Waktu itu kita belum menyadari, menganggap bahwa isu rasial di Morowali hanyalah bagian dari riak-riak Pemilihan Presiden. Saat kita melewatinya dengan smooth, maka isu itu pun berlalu.
Namun kini kedaulatan Indonesia untuk mengolah nikel sendiri, kembali berusaha diganggu. Kali ini melalui organisasi perdagangan dunia, WTO. Organisasi ini telah terkenal menjadi kaki tangan bagi negara-negara maju memaksakan kehendaknya dalam menguasai sumber daya negara berkembang, memaksakan bahwa semua komoditas harusnya boleh dibeli dengan kedok perdagangan bebas, menghalangi tekad negara lain untuk mandiri dan mampu mengolahnya sendiri.

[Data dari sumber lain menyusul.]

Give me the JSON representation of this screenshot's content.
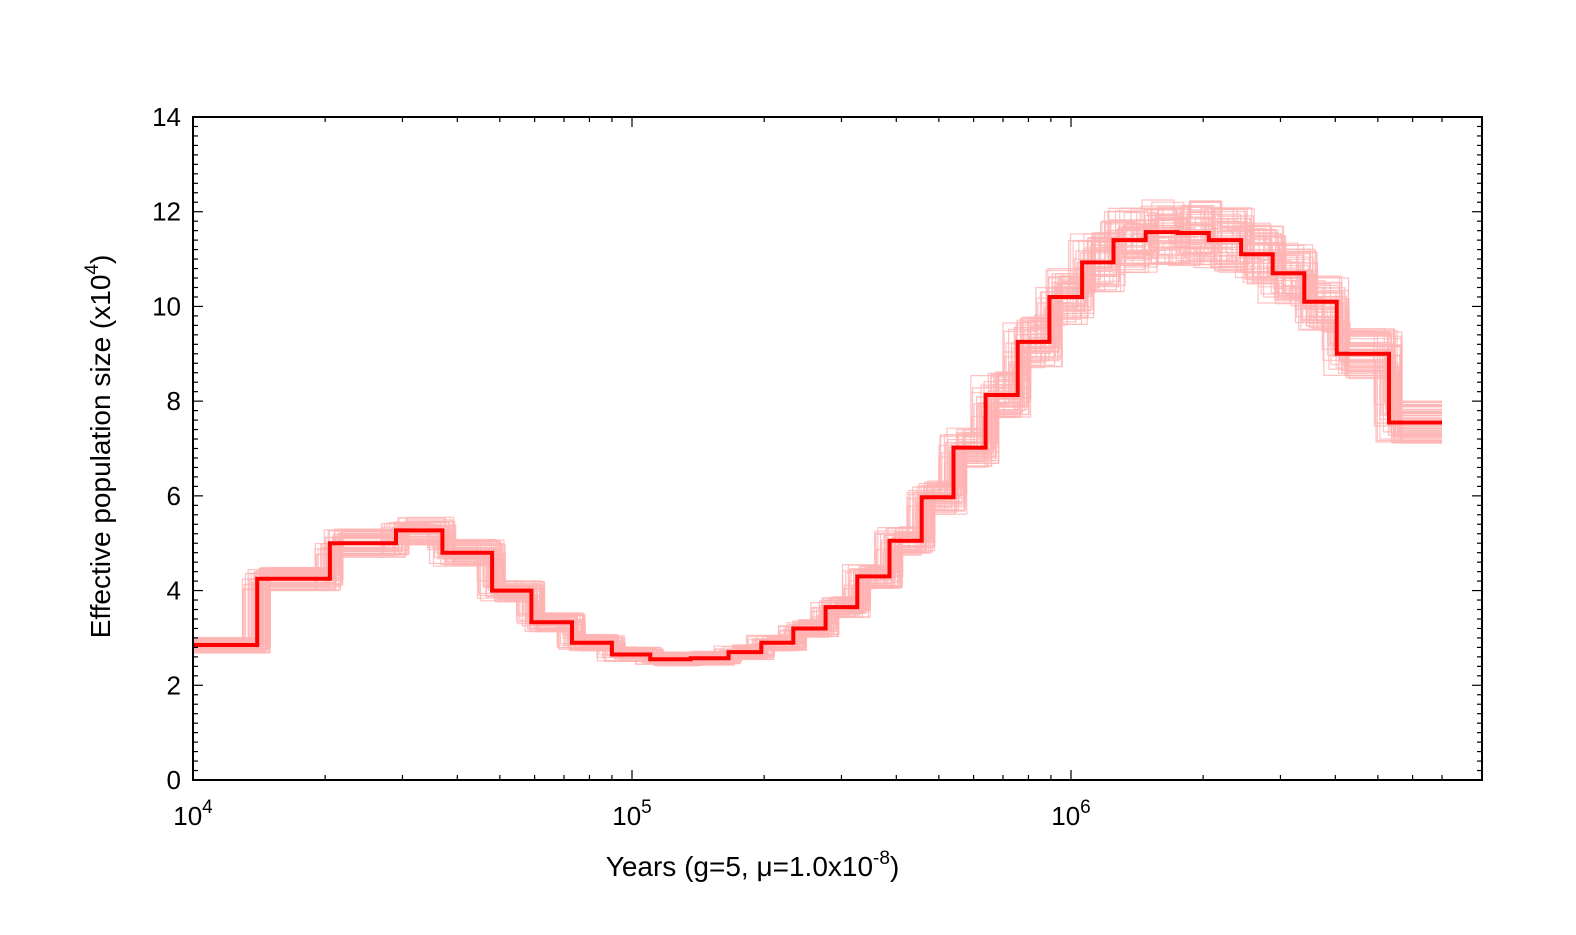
{
  "chart_data": {
    "type": "line",
    "step": true,
    "x_scale": "log",
    "xlim": [
      10000,
      7000000
    ],
    "ylim": [
      0,
      14
    ],
    "grid": false,
    "legend": "none",
    "xlabel": {
      "prefix": "Years (g=5, ",
      "symbol": "μ",
      "middle": "=1.0x10",
      "exponent": "-8",
      "suffix": ")"
    },
    "ylabel": {
      "prefix": "Effective population size (x10",
      "exponent": "4",
      "suffix": ")"
    },
    "y_ticks": [
      "0",
      "2",
      "4",
      "6",
      "8",
      "10",
      "12",
      "14"
    ],
    "x_ticks": [
      {
        "value": 10000,
        "base": "10",
        "exponent": "4"
      },
      {
        "value": 100000,
        "base": "10",
        "exponent": "5"
      },
      {
        "value": 1000000,
        "base": "10",
        "exponent": "6"
      }
    ],
    "colors": {
      "main": "#ff0000",
      "bootstrap": "#ffb3b3",
      "axis": "#000000"
    },
    "series": [
      {
        "points": [
          [
            10000,
            2.85
          ],
          [
            14000,
            2.85
          ],
          [
            14000,
            4.25
          ],
          [
            20500,
            4.25
          ],
          [
            20500,
            5.0
          ],
          [
            29000,
            5.0
          ],
          [
            29000,
            5.27
          ],
          [
            37000,
            5.27
          ],
          [
            37000,
            4.8
          ],
          [
            48000,
            4.8
          ],
          [
            48000,
            4.0
          ],
          [
            59000,
            4.0
          ],
          [
            59000,
            3.33
          ],
          [
            73000,
            3.33
          ],
          [
            73000,
            2.9
          ],
          [
            90000,
            2.9
          ],
          [
            90000,
            2.65
          ],
          [
            110000,
            2.65
          ],
          [
            110000,
            2.55
          ],
          [
            136000,
            2.55
          ],
          [
            136000,
            2.57
          ],
          [
            166000,
            2.57
          ],
          [
            166000,
            2.7
          ],
          [
            197000,
            2.7
          ],
          [
            197000,
            2.9
          ],
          [
            233000,
            2.9
          ],
          [
            233000,
            3.2
          ],
          [
            276000,
            3.2
          ],
          [
            276000,
            3.65
          ],
          [
            326000,
            3.65
          ],
          [
            326000,
            4.3
          ],
          [
            386000,
            4.3
          ],
          [
            386000,
            5.05
          ],
          [
            457000,
            5.05
          ],
          [
            457000,
            5.97
          ],
          [
            540000,
            5.97
          ],
          [
            540000,
            7.02
          ],
          [
            639000,
            7.02
          ],
          [
            639000,
            8.13
          ],
          [
            756000,
            8.13
          ],
          [
            756000,
            9.25
          ],
          [
            893000,
            9.25
          ],
          [
            893000,
            10.2
          ],
          [
            1060000,
            10.2
          ],
          [
            1060000,
            10.93
          ],
          [
            1250000,
            10.93
          ],
          [
            1250000,
            11.4
          ],
          [
            1480000,
            11.4
          ],
          [
            1480000,
            11.57
          ],
          [
            1750000,
            11.57
          ],
          [
            1750000,
            11.55
          ],
          [
            2060000,
            11.55
          ],
          [
            2060000,
            11.4
          ],
          [
            2440000,
            11.4
          ],
          [
            2440000,
            11.1
          ],
          [
            2880000,
            11.1
          ],
          [
            2880000,
            10.7
          ],
          [
            3400000,
            10.7
          ],
          [
            3400000,
            10.1
          ],
          [
            4030000,
            10.1
          ],
          [
            4030000,
            9.0
          ],
          [
            5300000,
            9.0
          ],
          [
            5300000,
            7.55
          ],
          [
            7000000,
            7.55
          ]
        ]
      }
    ]
  }
}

Uni Eropa (UE) menggugat Indonesia ke WTO terkait larangan ekspor bijih nikel yang mulai berlaku efektif 1 Januari 2020. Gugatan UE atas larangan ekspor nikel berdekatan waktu dengan gugatan Indonesia terhadap UE ke WTO atas menyikapi kebijakan Renewable Energy Directive II (RED II) dan Delegated Regulation UE pada 9 Desember 2019 lalu.
Dan tentu kita tahu apa maksudnya.
Jokowi memutuskan melawan, seisi Indonesia memutuskan melawan. Kita ingin berdaya mengolah sumber daya alam kita sendiri. Kita sudah mencanangkan tidak boleh ada lagi ekspor mineral dan logam dalam bentuk mentah. Kita harus jadi pemain di rumah kita sendiri.

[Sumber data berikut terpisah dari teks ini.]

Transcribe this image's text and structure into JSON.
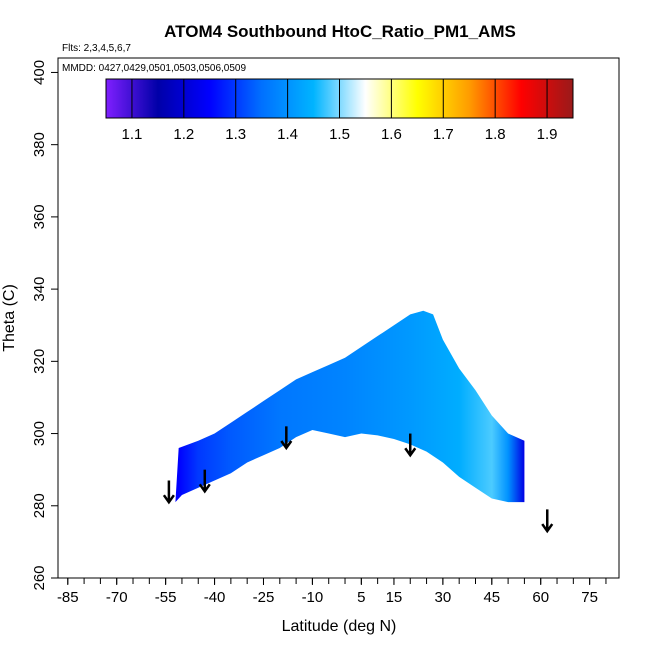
{
  "chart_data": {
    "type": "heatmap",
    "title": "ATOM4 Southbound HtoC_Ratio_PM1_AMS",
    "flights_label": "Flts: 2,3,4,5,6,7",
    "dates_label": "MMDD: 0427,0429,0501,0503,0506,0509",
    "xlabel": "Latitude (deg N)",
    "ylabel": "Theta (C)",
    "xlim": [
      -88,
      84
    ],
    "ylim": [
      260,
      404
    ],
    "x_tick_labels": [
      "-85",
      "-70",
      "-55",
      "-40",
      "-25",
      "-10",
      "5",
      "15",
      "30",
      "45",
      "60",
      "75"
    ],
    "x_tick_values": [
      -85,
      -70,
      -55,
      -40,
      -25,
      -10,
      5,
      15,
      30,
      45,
      60,
      75
    ],
    "x_minor_ticks": [
      -85,
      -80,
      -75,
      -70,
      -65,
      -60,
      -55,
      -50,
      -45,
      -40,
      -35,
      -30,
      -25,
      -20,
      -15,
      -10,
      -5,
      0,
      5,
      10,
      15,
      20,
      25,
      30,
      35,
      40,
      45,
      50,
      55,
      60,
      65,
      70,
      75,
      80
    ],
    "y_tick_values": [
      260,
      280,
      300,
      320,
      340,
      360,
      380,
      400
    ],
    "y_tick_labels": [
      "260",
      "280",
      "300",
      "320",
      "340",
      "360",
      "380",
      "400"
    ],
    "colorbar": {
      "range": [
        1.05,
        1.95
      ],
      "tick_values": [
        1.1,
        1.2,
        1.3,
        1.4,
        1.5,
        1.6,
        1.7,
        1.8,
        1.9
      ],
      "tick_labels": [
        "1.1",
        "1.2",
        "1.3",
        "1.4",
        "1.5",
        "1.6",
        "1.7",
        "1.8",
        "1.9"
      ],
      "colors": [
        "#7f1fff",
        "#0000a8",
        "#0000ff",
        "#0070ff",
        "#00b4ff",
        "#ffffff",
        "#ffff00",
        "#ff9c00",
        "#ff0000",
        "#9a1a1a"
      ]
    },
    "region_top_boundary": [
      {
        "lat": -51,
        "theta": 296
      },
      {
        "lat": -45,
        "theta": 298
      },
      {
        "lat": -40,
        "theta": 300
      },
      {
        "lat": -35,
        "theta": 303
      },
      {
        "lat": -30,
        "theta": 306
      },
      {
        "lat": -25,
        "theta": 309
      },
      {
        "lat": -20,
        "theta": 312
      },
      {
        "lat": -15,
        "theta": 315
      },
      {
        "lat": -10,
        "theta": 317
      },
      {
        "lat": -5,
        "theta": 319
      },
      {
        "lat": 0,
        "theta": 321
      },
      {
        "lat": 5,
        "theta": 324
      },
      {
        "lat": 10,
        "theta": 327
      },
      {
        "lat": 15,
        "theta": 330
      },
      {
        "lat": 20,
        "theta": 333
      },
      {
        "lat": 24,
        "theta": 334
      },
      {
        "lat": 27,
        "theta": 333
      },
      {
        "lat": 30,
        "theta": 326
      },
      {
        "lat": 35,
        "theta": 318
      },
      {
        "lat": 40,
        "theta": 312
      },
      {
        "lat": 45,
        "theta": 305
      },
      {
        "lat": 50,
        "theta": 300
      },
      {
        "lat": 55,
        "theta": 298
      }
    ],
    "region_bottom_boundary": [
      {
        "lat": 55,
        "theta": 281
      },
      {
        "lat": 50,
        "theta": 281
      },
      {
        "lat": 45,
        "theta": 282
      },
      {
        "lat": 40,
        "theta": 285
      },
      {
        "lat": 35,
        "theta": 288
      },
      {
        "lat": 30,
        "theta": 292
      },
      {
        "lat": 25,
        "theta": 295
      },
      {
        "lat": 20,
        "theta": 297
      },
      {
        "lat": 15,
        "theta": 298.5
      },
      {
        "lat": 10,
        "theta": 299.5
      },
      {
        "lat": 5,
        "theta": 300
      },
      {
        "lat": 0,
        "theta": 299
      },
      {
        "lat": -5,
        "theta": 300
      },
      {
        "lat": -10,
        "theta": 301
      },
      {
        "lat": -15,
        "theta": 299
      },
      {
        "lat": -20,
        "theta": 296
      },
      {
        "lat": -25,
        "theta": 294
      },
      {
        "lat": -30,
        "theta": 292
      },
      {
        "lat": -35,
        "theta": 289
      },
      {
        "lat": -40,
        "theta": 287
      },
      {
        "lat": -45,
        "theta": 285
      },
      {
        "lat": -50,
        "theta": 283
      },
      {
        "lat": -52,
        "theta": 281
      }
    ],
    "region_value_profile": [
      {
        "lat": -51,
        "value": 1.25
      },
      {
        "lat": -45,
        "value": 1.3
      },
      {
        "lat": -35,
        "value": 1.33
      },
      {
        "lat": -20,
        "value": 1.36
      },
      {
        "lat": 0,
        "value": 1.38
      },
      {
        "lat": 20,
        "value": 1.41
      },
      {
        "lat": 35,
        "value": 1.44
      },
      {
        "lat": 45,
        "value": 1.48
      },
      {
        "lat": 50,
        "value": 1.4
      },
      {
        "lat": 55,
        "value": 1.22
      }
    ],
    "arrows": [
      {
        "lat": -54,
        "theta_top": 287,
        "theta_tip": 281
      },
      {
        "lat": -43,
        "theta_top": 290,
        "theta_tip": 284
      },
      {
        "lat": -18,
        "theta_top": 302,
        "theta_tip": 296
      },
      {
        "lat": 20,
        "theta_top": 300,
        "theta_tip": 294
      },
      {
        "lat": 62,
        "theta_top": 279,
        "theta_tip": 273
      }
    ]
  }
}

"Kita kan sudah siap juga. Sah-sah saja (UE) gugat. Kita punya alasan-alasan kuat mengapa lakukan ini, kita perlu bahan baku kita dalam negeri. Itu yang harus disampaikan oleh pemerintah," kata Shinta Kamdani, Â Wakil Ketua Umum Kadin bidang Hubungan Internasional.

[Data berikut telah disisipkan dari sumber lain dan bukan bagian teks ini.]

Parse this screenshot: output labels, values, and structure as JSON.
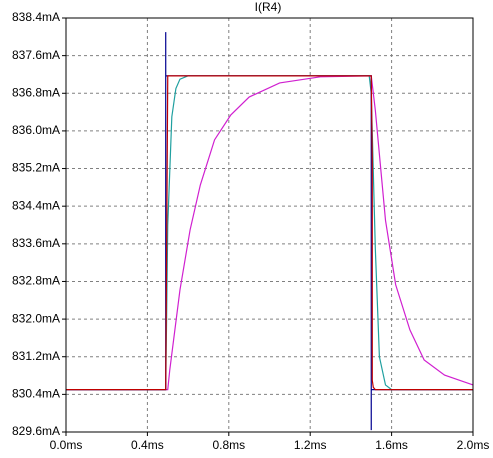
{
  "chart_data": {
    "type": "line",
    "title": "I(R4)",
    "title_color": "#0000c0",
    "xlim": [
      0,
      2.0
    ],
    "xticks": [
      {
        "value": 0,
        "label": "0.0ms"
      },
      {
        "value": 0.4,
        "label": "0.4ms"
      },
      {
        "value": 0.8,
        "label": "0.8ms"
      },
      {
        "value": 1.2,
        "label": "1.2ms"
      },
      {
        "value": 1.6,
        "label": "1.6ms"
      },
      {
        "value": 2.0,
        "label": "2.0ms"
      }
    ],
    "ylim": [
      829.6,
      838.4
    ],
    "yticks": [
      {
        "value": 829.6,
        "label": "829.6mA"
      },
      {
        "value": 830.4,
        "label": "830.4mA"
      },
      {
        "value": 831.2,
        "label": "831.2mA"
      },
      {
        "value": 832.0,
        "label": "832.0mA"
      },
      {
        "value": 832.8,
        "label": "832.8mA"
      },
      {
        "value": 833.6,
        "label": "833.6mA"
      },
      {
        "value": 834.4,
        "label": "834.4mA"
      },
      {
        "value": 835.2,
        "label": "835.2mA"
      },
      {
        "value": 836.0,
        "label": "836.0mA"
      },
      {
        "value": 836.8,
        "label": "836.8mA"
      },
      {
        "value": 837.6,
        "label": "837.6mA"
      },
      {
        "value": 838.4,
        "label": "838.4mA"
      }
    ],
    "grid": true,
    "series": [
      {
        "color": "#d020d0",
        "x": [
          0,
          0.5,
          0.51,
          0.56,
          0.61,
          0.66,
          0.73,
          0.81,
          0.9,
          1.05,
          1.25,
          1.5,
          1.52,
          1.57,
          1.62,
          1.69,
          1.76,
          1.86,
          2.0
        ],
        "values": [
          830.5,
          830.5,
          830.92,
          832.62,
          833.9,
          834.85,
          835.81,
          836.34,
          836.72,
          837.02,
          837.15,
          837.17,
          836.44,
          834.1,
          832.73,
          831.77,
          831.13,
          830.81,
          830.6
        ]
      },
      {
        "color": "#20a0a0",
        "x": [
          0,
          0.49,
          0.5,
          0.52,
          0.54,
          0.56,
          0.6,
          1.49,
          1.5,
          1.52,
          1.54,
          1.57,
          1.6,
          2.0
        ],
        "values": [
          830.5,
          830.5,
          834.0,
          836.3,
          836.9,
          837.1,
          837.17,
          837.17,
          836.8,
          833.5,
          831.2,
          830.6,
          830.5,
          830.5
        ]
      },
      {
        "color": "#000090",
        "x": [
          0,
          0.49,
          0.49,
          0.49,
          1.5,
          1.5,
          1.5,
          2.0
        ],
        "values": [
          830.5,
          830.5,
          838.1,
          837.17,
          837.17,
          829.64,
          830.5,
          830.5
        ]
      },
      {
        "color": "#c00000",
        "x": [
          0,
          0.49,
          0.5,
          1.5,
          1.505,
          1.505,
          1.51,
          1.52,
          2.0
        ],
        "values": [
          830.5,
          830.5,
          837.17,
          837.17,
          835.38,
          830.7,
          830.55,
          830.5,
          830.5
        ]
      }
    ]
  }
}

Jokowi pun telah berpesan yang sama, melawan dengan sebaik-baiknya. "Hadapi! Siapkan pengacara terbaik sehingga bisa menangkan gugatan itu," Nikel itu keluar dari perut bumi pertiwi. Maka anak-anak bangsalah yang berhak mengolah dan makmur karenanya. Jika Eropa menginginkan Nikel kita, maka mereka harus membelinya dengan nilai tambah yang tinggi, semahal-mahalnya, seterbatas mungkin. Karena bukan Uni Eropa saja yang menginginkannya, masih ada pasar China, Amerika Serikat, Russia, dan Timur Tengah yang juga rakus energi.
Itulah makna kedaulatan, melawan penindasan. Berdiri sendiri, melawan tekanan kolonialisme baru, saat penjajahan tidak lagi dilakukan secara fisik, namun melalui penindasan pasar, saat penambang kita ditekan untuk menjual barang mentah yang murah, lalu diolah oleh para penjajah masa kini, dan kita dipaksa membelinya dalam bentuk jadi, mobil-mobil listrik berharga ratusan ribu dollar.
Kalah? Itu bagian dari perjudian. Kalau perjuangan hingga berdarah-darah ini ternyata mesti juga takluk kepada kepentingan penjajahan global atas keserakahan mereka ingin menguasai nikel, maka kita masih bisa berdiri tegak dengan bangga, mengulang perkataan Nyai Ontosoroh kepada Minke dalam Bumi Manusia.
"Kita telah melawan Nak, Nyo. Sebaik-baiknya, sehormat-hormatnya."